Non-enzymatic hydroxylation of aromatic compounds to the respective phenolic derivatives is a possible metabolic pathway of xenobiotics. The formed metabolites can undergo consecutive oxidative reactions with free radicals to form potential toxic molecules.
Development of HPLC methods to separate, identify and quantitate the main products formed from salicylic acid, 2,3-dihydroxybenzoic acid and 2,5-dihydroxybenzoic acid under in vitro hydroxylation conditions (Udenfriend's system).

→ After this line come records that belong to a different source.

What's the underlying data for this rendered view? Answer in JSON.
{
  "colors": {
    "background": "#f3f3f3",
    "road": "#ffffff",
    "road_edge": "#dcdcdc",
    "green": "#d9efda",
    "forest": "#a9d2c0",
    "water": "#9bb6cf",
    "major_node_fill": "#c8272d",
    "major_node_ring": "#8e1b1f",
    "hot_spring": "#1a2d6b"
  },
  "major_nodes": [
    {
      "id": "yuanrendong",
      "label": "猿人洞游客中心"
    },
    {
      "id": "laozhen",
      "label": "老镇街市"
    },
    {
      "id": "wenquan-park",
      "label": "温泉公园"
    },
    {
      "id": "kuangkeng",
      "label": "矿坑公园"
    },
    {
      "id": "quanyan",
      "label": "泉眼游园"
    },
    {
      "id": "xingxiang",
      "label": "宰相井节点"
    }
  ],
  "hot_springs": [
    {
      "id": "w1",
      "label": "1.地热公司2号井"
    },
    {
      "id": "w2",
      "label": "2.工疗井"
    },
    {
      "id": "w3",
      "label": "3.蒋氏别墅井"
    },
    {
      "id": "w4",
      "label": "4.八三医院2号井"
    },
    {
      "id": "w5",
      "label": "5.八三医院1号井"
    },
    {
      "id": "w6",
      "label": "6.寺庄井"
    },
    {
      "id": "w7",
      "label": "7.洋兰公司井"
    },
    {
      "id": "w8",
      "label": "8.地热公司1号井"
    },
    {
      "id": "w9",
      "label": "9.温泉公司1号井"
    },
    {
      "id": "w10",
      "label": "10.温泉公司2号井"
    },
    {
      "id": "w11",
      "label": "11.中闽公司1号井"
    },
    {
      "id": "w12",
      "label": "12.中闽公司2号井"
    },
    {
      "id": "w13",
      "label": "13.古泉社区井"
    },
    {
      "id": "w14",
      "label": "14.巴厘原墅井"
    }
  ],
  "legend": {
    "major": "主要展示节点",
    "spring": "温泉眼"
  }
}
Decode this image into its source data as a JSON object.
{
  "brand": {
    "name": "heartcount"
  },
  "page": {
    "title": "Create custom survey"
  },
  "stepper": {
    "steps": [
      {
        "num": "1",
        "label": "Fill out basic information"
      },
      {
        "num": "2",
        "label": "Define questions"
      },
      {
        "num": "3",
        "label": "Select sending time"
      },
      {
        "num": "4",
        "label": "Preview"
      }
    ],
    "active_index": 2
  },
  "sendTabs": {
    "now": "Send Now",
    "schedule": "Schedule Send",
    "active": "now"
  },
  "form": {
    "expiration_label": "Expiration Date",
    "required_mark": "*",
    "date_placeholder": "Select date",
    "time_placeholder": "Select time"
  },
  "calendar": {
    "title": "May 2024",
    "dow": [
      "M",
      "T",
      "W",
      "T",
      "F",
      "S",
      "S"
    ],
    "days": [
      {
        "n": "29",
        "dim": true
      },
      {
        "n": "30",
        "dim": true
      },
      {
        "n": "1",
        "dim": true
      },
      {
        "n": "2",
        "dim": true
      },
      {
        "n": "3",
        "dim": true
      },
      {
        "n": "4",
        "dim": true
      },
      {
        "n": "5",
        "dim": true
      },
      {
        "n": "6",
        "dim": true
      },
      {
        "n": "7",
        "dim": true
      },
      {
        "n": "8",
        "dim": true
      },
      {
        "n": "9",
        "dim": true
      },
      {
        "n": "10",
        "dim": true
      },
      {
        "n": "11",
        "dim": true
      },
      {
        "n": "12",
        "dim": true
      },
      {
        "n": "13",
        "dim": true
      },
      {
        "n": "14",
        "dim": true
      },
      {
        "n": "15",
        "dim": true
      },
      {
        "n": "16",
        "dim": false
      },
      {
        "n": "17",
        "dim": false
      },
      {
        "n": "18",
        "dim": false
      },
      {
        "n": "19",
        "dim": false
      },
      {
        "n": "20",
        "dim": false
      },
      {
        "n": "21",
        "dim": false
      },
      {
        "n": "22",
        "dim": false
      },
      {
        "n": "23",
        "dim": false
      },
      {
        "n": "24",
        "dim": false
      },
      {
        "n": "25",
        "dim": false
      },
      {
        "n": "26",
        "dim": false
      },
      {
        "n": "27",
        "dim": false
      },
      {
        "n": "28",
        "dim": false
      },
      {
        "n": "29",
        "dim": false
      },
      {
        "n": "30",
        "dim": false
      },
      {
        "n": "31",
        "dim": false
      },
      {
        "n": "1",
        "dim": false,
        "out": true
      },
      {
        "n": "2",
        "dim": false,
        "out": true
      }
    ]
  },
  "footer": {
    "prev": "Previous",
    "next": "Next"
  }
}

An RP-HPLC-UV-Vis method was developed to separate salicylic acid and isomeric dihydroxybenzoic acids formed in the Udenfriend's system. Confirmation of structures of the oxidized products of salicylic acid, 2,3-dihydroxybenzoic acid and 2,5-dihydroxybenzoic acid was performed by HPLC-ESI-MS/MS method.
The HPLC-UV-Vis method was evaluated for a number of validation characteristics (selectivity, repeatability and intermediate precision, LOD, LOQ and calibration range). It was found that oxidation of salicylic acid resulted in the formation of 2,3- and 2,5-dihydroxybenzoic acids. Furthermore, the hydroxylated metabolites can be further metabolized under the Udenfriend’s conditions.
The results give evidence for possible involvement of the oxidized metabolites of salicylic acid in the development of biological action of salicylates at the site of inflammation, where high hydroxyl radical level can be detected.